The elevators represent the interface between mechanical engineering and construction engineering. The Mossburger Architecture Office and particularly architect Vlado Simko are among the few specialists who are able to keep an eye on attractive design, technical challenges and practical necessities, all at the same time.
Architect and engineer Vlado Simko was born in Bratislava, Slovakia, where also completed his studies at the local university’s department of architecture. He commenced his professional career in Bratislava with the planning of the underground system for the city. Regrettably, that project was never realized. Once these efforts had been shelved, and after the Iron Curtain collapsed, he continued his career, from 1990 to 2008 in planning for the Vienna subway system, carried out by the Ku-Pa Architecture Office, now the Mossburger Architecture Office. There he was project manager for several underground stations.

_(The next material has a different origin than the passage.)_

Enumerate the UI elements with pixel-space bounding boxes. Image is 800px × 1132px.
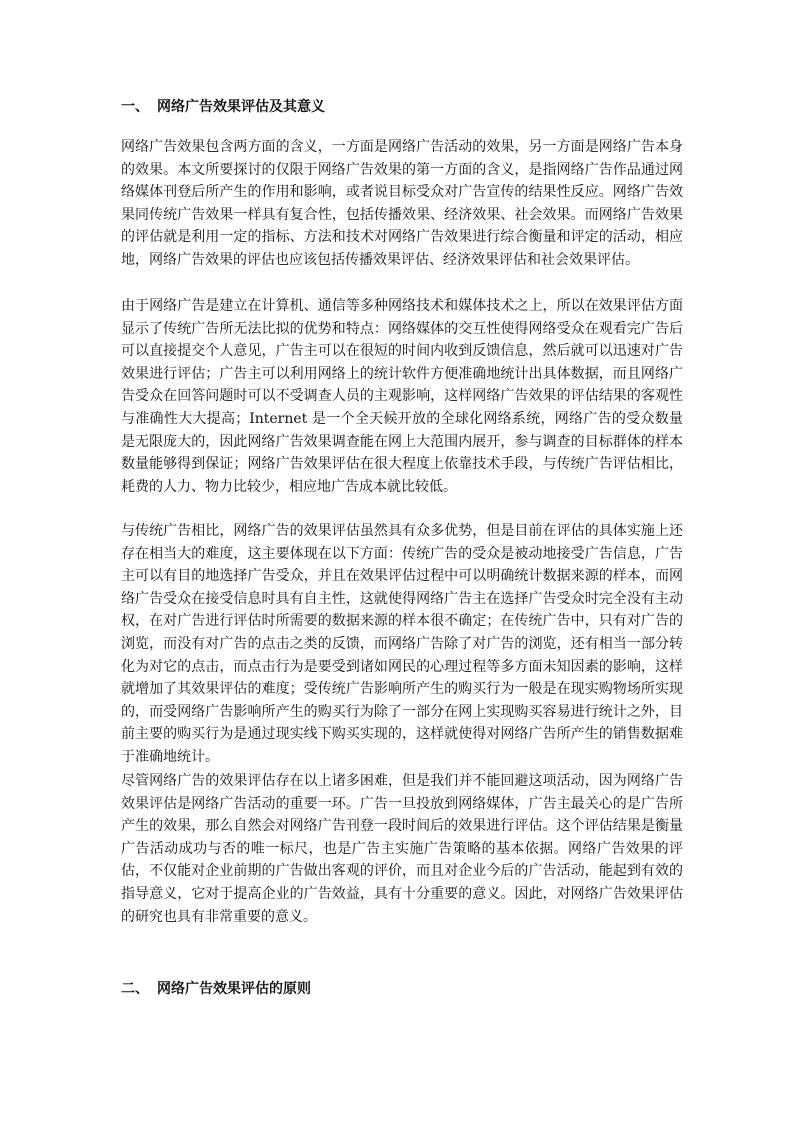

His first project in Vienna was Floridsdorf, the U6 terminal station, representing an important transfer point between the subway and regional rail traffic. Other subway stations showing this Slovakian architect’s “signature” in Vienna’s subway planning were the stations on the U3 line, the Hütteldorferstrasse Station and the Zippererstrasse Station. His professional interest since the start of his career in Vienna was devoted to elevator design and engineering. There, the transparency of the hoistways and unusual steel structures were the most important challenges in his work.
This project signaled the end of his professional activity in Vienna. He then returned to Bratislava, to the project for an underground railway corridor that is a part of the TEN-T 17 European railway corridor planned to link Paris, Stuttgart, Vienna and Bratislava.
In conjunction with extending the U2 line, the Vienna Public Transit Services decided to have handicapped-accessible lift cars developed for the new section of the U2 extension. Following intensive collaboration with Thyssen, these have been implemented in accordance with architect Simko’s draft design along the new U2 line. The most important assignment for car engineering was combining a vandalism- proof car configuration with maximum transparency. Another task was, of course, to achieve handicapped-friendly control with the standard safety elements employed by the Vienna Public Transit Services. The design solution involves the use of large, solid glass panels up to 20 mm thick with the “undercut glass screw anchors” technology developed by the Fischer Company and used for the first time here. This unique mounting concept is not only used for removable wall elements in the car design, but also in the newly developed doors.
When selecting the elevators and cars the passengers’ subjective sense of safety plays a major part. That is why the hoistways are transparent, being made of glass. This also helps keep down vandalism. The special-design glass brackets used here are another safety factor that remains hidden. Thus even in the underground stations the elevators present a harmonious and transparent appearance.
“Minidome” cameras are used inside the cars. This type of camera housing is suitable for use in areas where discrete monitoring is desired without disturbing the overall architectural concept.
The motors are frequency-controlled and optimized for energy efficiency. All the operational and status reports – including emergency calls – are forwarded to the central control rooms of the Vienna Public Transit Services. Unfortunately the bright red and very ruggedly constructed emergency call units have been designated as standard in the Vienna Public Transit Services. They are employed at all the stops and stations operated by the utility. The advantage is that users are fully familiar with them. Unfortunately, they degrade slightly the attractive interior of the elevator cars and distract from the panels.